To find the slope \( m \) of the line that represents the relationship between time (in minutes) and the amount of water (in liters), we can use the two points provided: \((3, 90)\) and \((6, 150)\).
The formula for the slope \( m \) between two points \((x_1, y_1)\) and \((x_2, y_2)\) is given by:
\[ m = \frac{y_2 - y_1}{x_2 - x_1} \]
Substituting in our points:
- \( (x_1, y_1) = (3, 90) \)
- \( (x_2, y_2) = (6, 150) \)
Now we can calculate the slope:
\[ m = \frac{150 - 90}{6 - 3} = \frac{60}{3} = 20 \]

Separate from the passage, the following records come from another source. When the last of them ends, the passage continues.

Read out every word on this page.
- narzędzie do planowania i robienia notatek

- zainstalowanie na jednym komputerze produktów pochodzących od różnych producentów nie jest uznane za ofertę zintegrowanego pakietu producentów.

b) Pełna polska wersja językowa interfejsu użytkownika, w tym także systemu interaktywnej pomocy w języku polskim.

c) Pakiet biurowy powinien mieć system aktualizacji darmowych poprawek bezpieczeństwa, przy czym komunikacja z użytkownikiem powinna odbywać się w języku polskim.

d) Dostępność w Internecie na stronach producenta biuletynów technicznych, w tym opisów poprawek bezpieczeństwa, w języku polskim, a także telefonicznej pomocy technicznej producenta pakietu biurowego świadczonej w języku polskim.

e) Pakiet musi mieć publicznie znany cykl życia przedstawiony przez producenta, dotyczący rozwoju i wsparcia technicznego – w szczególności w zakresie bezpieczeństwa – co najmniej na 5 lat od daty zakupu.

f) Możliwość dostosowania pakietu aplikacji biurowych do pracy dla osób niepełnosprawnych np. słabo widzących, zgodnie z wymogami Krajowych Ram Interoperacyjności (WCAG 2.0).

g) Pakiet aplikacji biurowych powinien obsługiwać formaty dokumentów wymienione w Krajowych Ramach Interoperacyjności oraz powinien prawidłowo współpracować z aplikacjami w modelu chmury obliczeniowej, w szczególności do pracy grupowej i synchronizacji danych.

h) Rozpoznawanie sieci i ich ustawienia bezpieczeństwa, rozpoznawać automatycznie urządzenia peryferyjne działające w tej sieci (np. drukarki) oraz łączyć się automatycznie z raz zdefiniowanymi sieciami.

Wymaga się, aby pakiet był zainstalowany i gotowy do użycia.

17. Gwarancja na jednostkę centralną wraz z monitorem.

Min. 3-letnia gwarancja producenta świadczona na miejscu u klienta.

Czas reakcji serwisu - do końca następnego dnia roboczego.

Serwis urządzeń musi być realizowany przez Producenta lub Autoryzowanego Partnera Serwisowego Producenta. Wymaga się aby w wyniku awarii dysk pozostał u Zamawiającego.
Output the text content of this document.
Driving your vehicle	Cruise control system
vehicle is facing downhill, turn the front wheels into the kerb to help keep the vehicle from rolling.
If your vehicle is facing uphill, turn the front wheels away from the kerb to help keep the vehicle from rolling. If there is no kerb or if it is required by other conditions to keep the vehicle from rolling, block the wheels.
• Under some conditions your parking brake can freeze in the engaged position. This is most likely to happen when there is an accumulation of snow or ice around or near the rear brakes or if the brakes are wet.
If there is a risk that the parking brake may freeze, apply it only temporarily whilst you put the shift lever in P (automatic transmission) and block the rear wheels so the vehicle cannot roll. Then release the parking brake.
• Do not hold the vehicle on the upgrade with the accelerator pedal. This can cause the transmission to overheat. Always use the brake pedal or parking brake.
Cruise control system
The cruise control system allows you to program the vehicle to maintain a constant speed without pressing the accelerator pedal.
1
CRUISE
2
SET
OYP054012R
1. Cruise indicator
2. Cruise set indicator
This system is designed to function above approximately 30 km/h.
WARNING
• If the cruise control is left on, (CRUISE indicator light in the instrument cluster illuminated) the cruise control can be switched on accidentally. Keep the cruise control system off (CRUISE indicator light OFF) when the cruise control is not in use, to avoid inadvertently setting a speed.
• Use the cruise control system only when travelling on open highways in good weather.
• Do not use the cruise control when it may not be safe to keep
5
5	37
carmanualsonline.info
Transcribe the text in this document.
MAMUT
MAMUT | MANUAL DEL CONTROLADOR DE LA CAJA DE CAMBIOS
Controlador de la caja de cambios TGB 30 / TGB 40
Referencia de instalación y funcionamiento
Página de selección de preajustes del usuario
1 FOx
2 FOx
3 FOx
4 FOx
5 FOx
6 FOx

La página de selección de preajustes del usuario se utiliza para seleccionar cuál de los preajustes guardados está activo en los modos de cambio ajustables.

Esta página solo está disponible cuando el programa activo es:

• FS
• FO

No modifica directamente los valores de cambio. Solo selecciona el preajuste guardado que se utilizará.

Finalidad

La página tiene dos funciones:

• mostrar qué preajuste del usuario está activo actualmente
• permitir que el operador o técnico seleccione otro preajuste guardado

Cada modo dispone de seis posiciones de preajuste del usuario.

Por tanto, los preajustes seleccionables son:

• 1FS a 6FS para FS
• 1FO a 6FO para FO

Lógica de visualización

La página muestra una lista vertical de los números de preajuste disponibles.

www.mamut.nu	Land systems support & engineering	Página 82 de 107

So, the slope \( m \) is 20 liters per minute.
Now we can write the equation of the line in the form \( y = mx + b \) using this slope. To find \( b \), we can use one of the points, say \((3, 90)\):
Plugging \( x = 3 \) and \( y = 90 \) into the equation \( y = mx + b \):
\[ 90 = 20(3) + b \] \[ 90 = 60 + b \] \[ b = 90 - 60 = 30 \]
Thus, the equation of the line is:
\[ y = 20x + 30 \]
To summarize:
- The slope \( m \) is 20.
- The equation of the line is \( y = 20x + 30 \).